To calculate the volume of the BaCl2.2H20 solution needed, we follow these steps:
1. Determine the molar mass of Na2SO4:
- Na (sodium) = 22.99 g/mol
- S (sulfur) = 32.07 g/mol
- O (oxygen) = 16.00 g/mol (x 4) = 64.00 g/mol
- Total molar mass = 22.99 g/mol + 2(32.07 g/mol) + 64.00 g/mol = 142.06 g/mol
2. Calculate the moles of Na2SO4:
- Given that the sample is pure sodium sulfate, let's assume we have "x" moles.

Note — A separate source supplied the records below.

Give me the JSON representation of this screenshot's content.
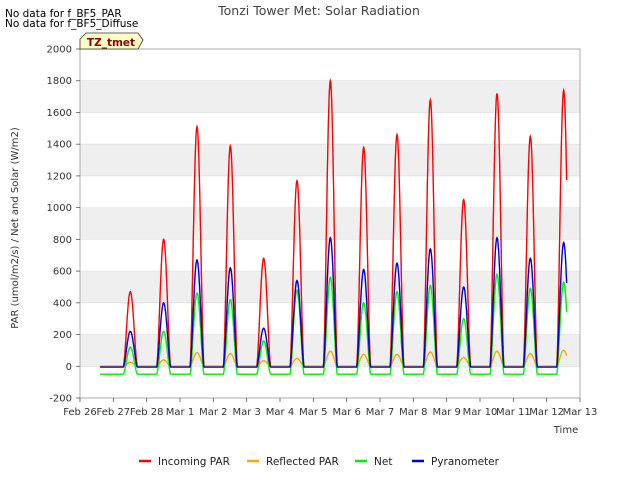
{
  "notices": [
    "No data for f_BF5_PAR",
    "No data for f_BF5_Diffuse"
  ],
  "badge": "TZ_tmet",
  "chart_data": {
    "type": "line",
    "title": "Tonzi Tower Met: Solar Radiation",
    "xlabel": "Time",
    "ylabel": "PAR (umol/m2/s) / Net and Solar (W/m2)",
    "ylim": [
      -200,
      2000
    ],
    "xlim": [
      0,
      15
    ],
    "yticks": [
      -200,
      0,
      200,
      400,
      600,
      800,
      1000,
      1200,
      1400,
      1600,
      1800,
      2000
    ],
    "xtick_labels": [
      "Feb 26",
      "Feb 27",
      "Feb 28",
      "Mar 1",
      "Mar 2",
      "Mar 3",
      "Mar 4",
      "Mar 5",
      "Mar 6",
      "Mar 7",
      "Mar 8",
      "Mar 9",
      "Mar 10",
      "Mar 11",
      "Mar 12",
      "Mar 13"
    ],
    "grid": "horizontal bands",
    "legend_position": "bottom",
    "series": [
      {
        "name": "Incoming PAR",
        "color": "#ff0000",
        "daily_peak": [
          470,
          800,
          1510,
          1390,
          680,
          1170,
          1800,
          1380,
          1460,
          1680,
          1050,
          1720,
          1450,
          1740
        ],
        "night_value": 0
      },
      {
        "name": "Reflected PAR",
        "color": "#ffa500",
        "daily_peak": [
          25,
          40,
          85,
          80,
          35,
          50,
          95,
          75,
          75,
          90,
          55,
          95,
          80,
          100
        ],
        "night_value": 0
      },
      {
        "name": "Net",
        "color": "#00ee00",
        "daily_peak": [
          120,
          220,
          460,
          420,
          160,
          480,
          560,
          400,
          470,
          510,
          300,
          580,
          490,
          530
        ],
        "night_value": -50
      },
      {
        "name": "Pyranometer",
        "color": "#0000cc",
        "daily_peak": [
          220,
          400,
          670,
          620,
          240,
          540,
          810,
          610,
          650,
          740,
          500,
          810,
          680,
          780
        ],
        "night_value": -5
      }
    ]
  }
}
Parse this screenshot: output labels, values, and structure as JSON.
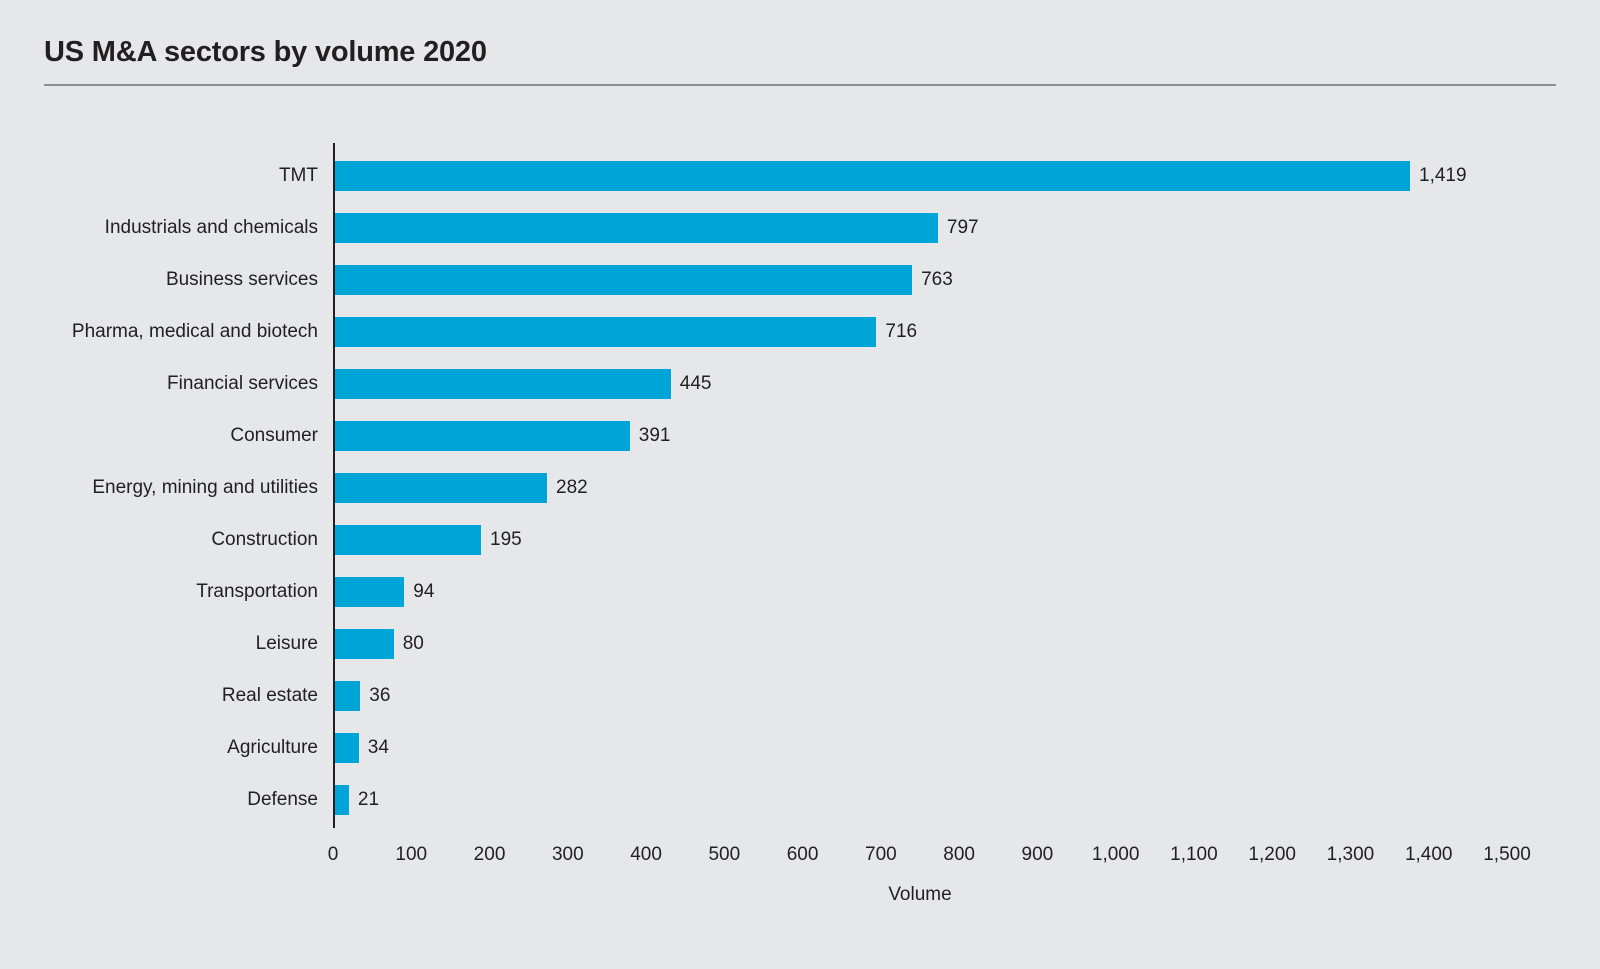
{
  "page": {
    "background": "#e6e7e8"
  },
  "header": {
    "title": "US M&A sectors by volume 2020"
  },
  "chart_data": {
    "type": "bar",
    "orientation": "horizontal",
    "title": "US M&A sectors by volume 2020",
    "categories": [
      "TMT",
      "Industrials and chemicals",
      "Business services",
      "Pharma, medical and biotech",
      "Financial services",
      "Consumer",
      "Energy, mining and utilities",
      "Construction",
      "Transportation",
      "Leisure",
      "Real estate",
      "Agriculture",
      "Defense"
    ],
    "values": [
      1419,
      797,
      763,
      716,
      445,
      391,
      282,
      195,
      94,
      80,
      36,
      34,
      21
    ],
    "value_labels": [
      "1,419",
      "797",
      "763",
      "716",
      "445",
      "391",
      "282",
      "195",
      "94",
      "80",
      "36",
      "34",
      "21"
    ],
    "xlabel": "Volume",
    "ylabel": "",
    "xlim": [
      0,
      1500
    ],
    "x_ticks": [
      0,
      100,
      200,
      300,
      400,
      500,
      600,
      700,
      800,
      900,
      1000,
      1100,
      1200,
      1300,
      1400,
      1500
    ],
    "x_tick_labels": [
      "0",
      "100",
      "200",
      "300",
      "400",
      "500",
      "600",
      "700",
      "800",
      "900",
      "1,000",
      "1,100",
      "1,200",
      "1,300",
      "1,400",
      "1,500"
    ],
    "bar_color": "#00a5d8",
    "axis_color": "#231f20",
    "text_color": "#231f20",
    "grid": "off",
    "legend": "none"
  }
}
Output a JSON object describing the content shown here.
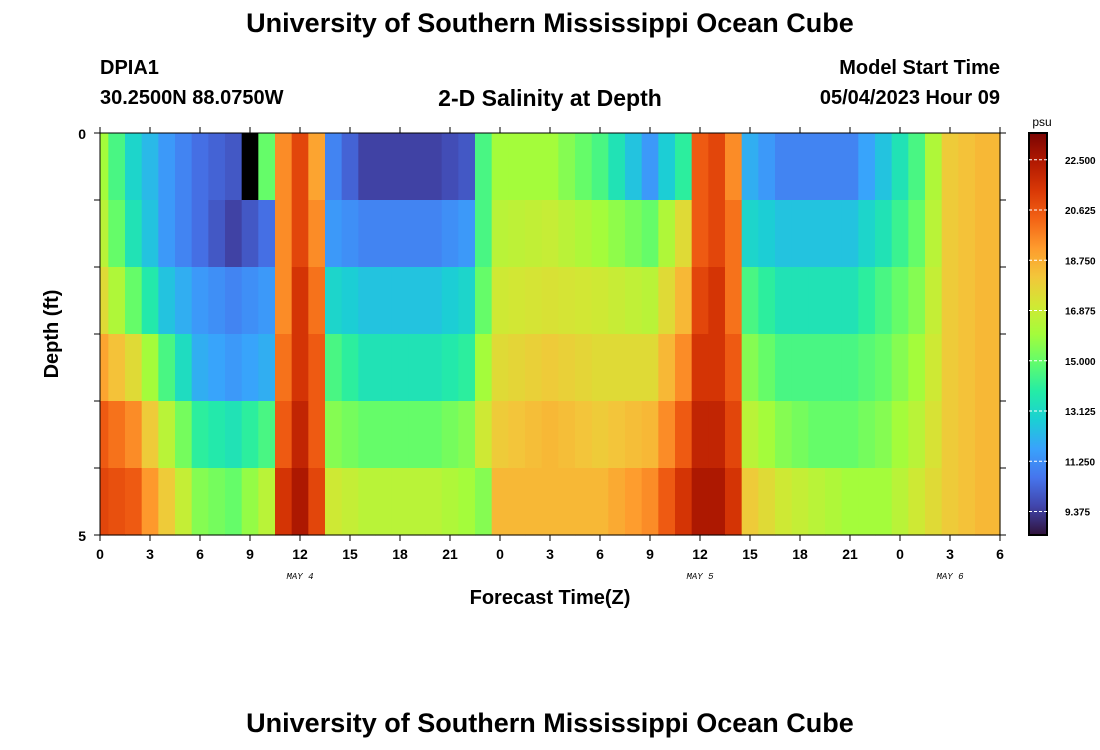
{
  "header": {
    "title": "University of Southern Mississippi Ocean Cube",
    "station": "DPIA1",
    "coords": "30.2500N  88.0750W",
    "subtitle": "2-D Salinity at Depth",
    "model_start_label": "Model Start Time",
    "model_start_value": "05/04/2023 Hour 09"
  },
  "footer": {
    "title": "University of Southern Mississippi Ocean Cube"
  },
  "chart_data": {
    "type": "heatmap",
    "xlabel": "Forecast Time(Z)",
    "ylabel": "Depth (ft)",
    "x_tick_labels": [
      "0",
      "3",
      "6",
      "9",
      "12",
      "15",
      "18",
      "21",
      "0",
      "3",
      "6",
      "9",
      "12",
      "15",
      "18",
      "21",
      "0",
      "3",
      "6"
    ],
    "x_range_hours": [
      0,
      54
    ],
    "day_labels": [
      {
        "text": "MAY 4",
        "hour": 12
      },
      {
        "text": "MAY 5",
        "hour": 36
      },
      {
        "text": "MAY 6",
        "hour": 51
      }
    ],
    "y_tick_labels": [
      "0",
      "5"
    ],
    "ylim": [
      0,
      5
    ],
    "depth_levels": [
      0,
      1,
      2,
      3,
      4,
      5
    ],
    "value_range": [
      8.5,
      23.5
    ],
    "colorbar": {
      "unit": "psu",
      "tick_labels": [
        "22.500",
        "20.625",
        "18.750",
        "16.875",
        "15.000",
        "13.125",
        "11.250",
        "9.375"
      ],
      "tick_values": [
        22.5,
        20.625,
        18.75,
        16.875,
        15.0,
        13.125,
        11.25,
        9.375
      ],
      "colors": [
        "#30123b",
        "#4145ab",
        "#4675ed",
        "#39a2fc",
        "#1bcfd4",
        "#24eca6",
        "#61fc6c",
        "#a4fc3b",
        "#d1e834",
        "#f3c63a",
        "#fe9b2d",
        "#f36315",
        "#d93806",
        "#b11901",
        "#7a0403"
      ]
    },
    "keyframes_hours": [
      0,
      2,
      4,
      6,
      8,
      10,
      11,
      12,
      13,
      14,
      16,
      18,
      20,
      22,
      23,
      24,
      27,
      30,
      33,
      35,
      36,
      37,
      38,
      39,
      41,
      43,
      45,
      47,
      49,
      51,
      53,
      54
    ],
    "salinity_by_level": [
      [
        16.0,
        13.0,
        11.5,
        10.5,
        10.0,
        15.0,
        19.5,
        21.0,
        19.0,
        11.0,
        9.5,
        9.5,
        9.5,
        10.0,
        14.5,
        16.0,
        16.0,
        14.5,
        11.5,
        14.0,
        20.5,
        21.0,
        19.5,
        12.0,
        11.0,
        11.0,
        11.0,
        12.5,
        14.5,
        18.0,
        18.5,
        18.5
      ],
      [
        16.5,
        13.5,
        11.5,
        10.5,
        9.5,
        10.5,
        19.5,
        21.0,
        19.5,
        11.5,
        11.0,
        11.0,
        11.0,
        11.5,
        14.5,
        16.5,
        16.8,
        16.0,
        15.0,
        17.5,
        20.5,
        21.0,
        20.0,
        13.0,
        12.5,
        12.5,
        12.5,
        13.5,
        15.0,
        18.0,
        18.5,
        18.5
      ],
      [
        17.5,
        15.0,
        12.5,
        11.5,
        11.0,
        11.5,
        19.5,
        21.5,
        20.0,
        13.0,
        12.5,
        12.5,
        12.5,
        13.0,
        15.0,
        17.0,
        17.3,
        17.0,
        16.5,
        18.5,
        21.0,
        21.5,
        20.0,
        14.5,
        13.5,
        13.5,
        13.5,
        14.5,
        15.5,
        18.0,
        18.5,
        18.5
      ],
      [
        19.0,
        17.5,
        14.5,
        12.0,
        11.5,
        12.0,
        20.0,
        21.5,
        20.5,
        14.5,
        13.5,
        13.5,
        13.5,
        14.0,
        16.0,
        17.5,
        18.0,
        17.5,
        17.5,
        19.5,
        21.5,
        21.5,
        20.5,
        15.5,
        14.5,
        14.5,
        14.5,
        15.0,
        16.0,
        18.0,
        18.5,
        18.5
      ],
      [
        20.5,
        19.5,
        16.5,
        14.0,
        13.5,
        14.5,
        20.5,
        22.0,
        20.5,
        15.5,
        15.0,
        15.0,
        15.0,
        15.5,
        17.0,
        18.0,
        18.5,
        18.0,
        18.5,
        20.5,
        22.0,
        22.0,
        21.0,
        16.5,
        15.5,
        15.0,
        15.0,
        15.5,
        16.5,
        18.0,
        18.5,
        18.5
      ],
      [
        21.0,
        20.5,
        18.0,
        15.5,
        15.0,
        16.5,
        21.5,
        22.5,
        21.0,
        17.0,
        16.5,
        16.5,
        16.5,
        16.0,
        15.5,
        18.5,
        18.5,
        18.5,
        19.5,
        21.5,
        22.5,
        22.5,
        21.5,
        18.0,
        17.0,
        16.5,
        16.0,
        16.0,
        17.0,
        18.0,
        18.5,
        18.5
      ]
    ],
    "missing_cells": [
      {
        "hour": 9,
        "level": 0
      }
    ]
  }
}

3. From the balanced equation, we can see that the ratio between Na2SO4 and BaCl2 is 1:1, meaning that the moles of BaCl2 needed to react fully will also be "x".
4. Determine the molar mass of BaCl2.2H20:
- Ba (barium) = 137.33 g/mol
- Cl (chloride) = 35.45 g/mol (x 2) = 70.90 g/mol
- H (hydrogen) = 1.01 g/mol (x 2) = 2.02 g/mol
- O (oxygen) = 16.00 g/mol
- Total molar mass = 137.33 g/mol + 70.90 g/mol + 2.02 g/mol + 16.00 g/mol = 226.25 g/mol
5. Calculate the mass of BaCl2.2H20 needed:
- Given that BaCl2.2H20 is present in a 5% solution, this means there are 5g of BaCl2.2H20 in every 100 mL of the solution.
- The density of the solution is given as 1.00 g/mL, so the mass of BaCl2.2H20 in 100 mL is 100g.
- Therefore, we have 5g of BaCl2.2H20 in 100g of the solution.
- Using the equation: mass = (percentage/100) x total mass
mass of BaCl2.2H20 = (5/100) x 100g = 5g
6. Calculate the moles of BaCl2.2H20:
- Using the molar mass of BaCl2.2H20, we find:
moles of BaCl2.2H20 = mass of BaCl2.2H20 / molar mass
= 5g / 226.25 g/mol
= 0.0221 moles
7. Since the ratio between Na2SO4 and BaCl2 is 1:1, we know that:
- 1 mole of Na2SO4 reacts with 1 mole of BaCl2
- 0.0221 moles of Na2SO4 will require 0.0221 moles of BaCl2
8. Convert the moles of BaCl2 to volume using the density given:
- volume (in mL) = moles of BaCl2 x molar mass of BaCl2 / density of the solution
= 0.0221 moles x 226.25 g/mol / 1.00 g/mL
= 4.99 mL
Therefore, approximately 4.99 mL of the 5% BaCl2.2H20 solution would be required to precipitate the sulfate in the sample.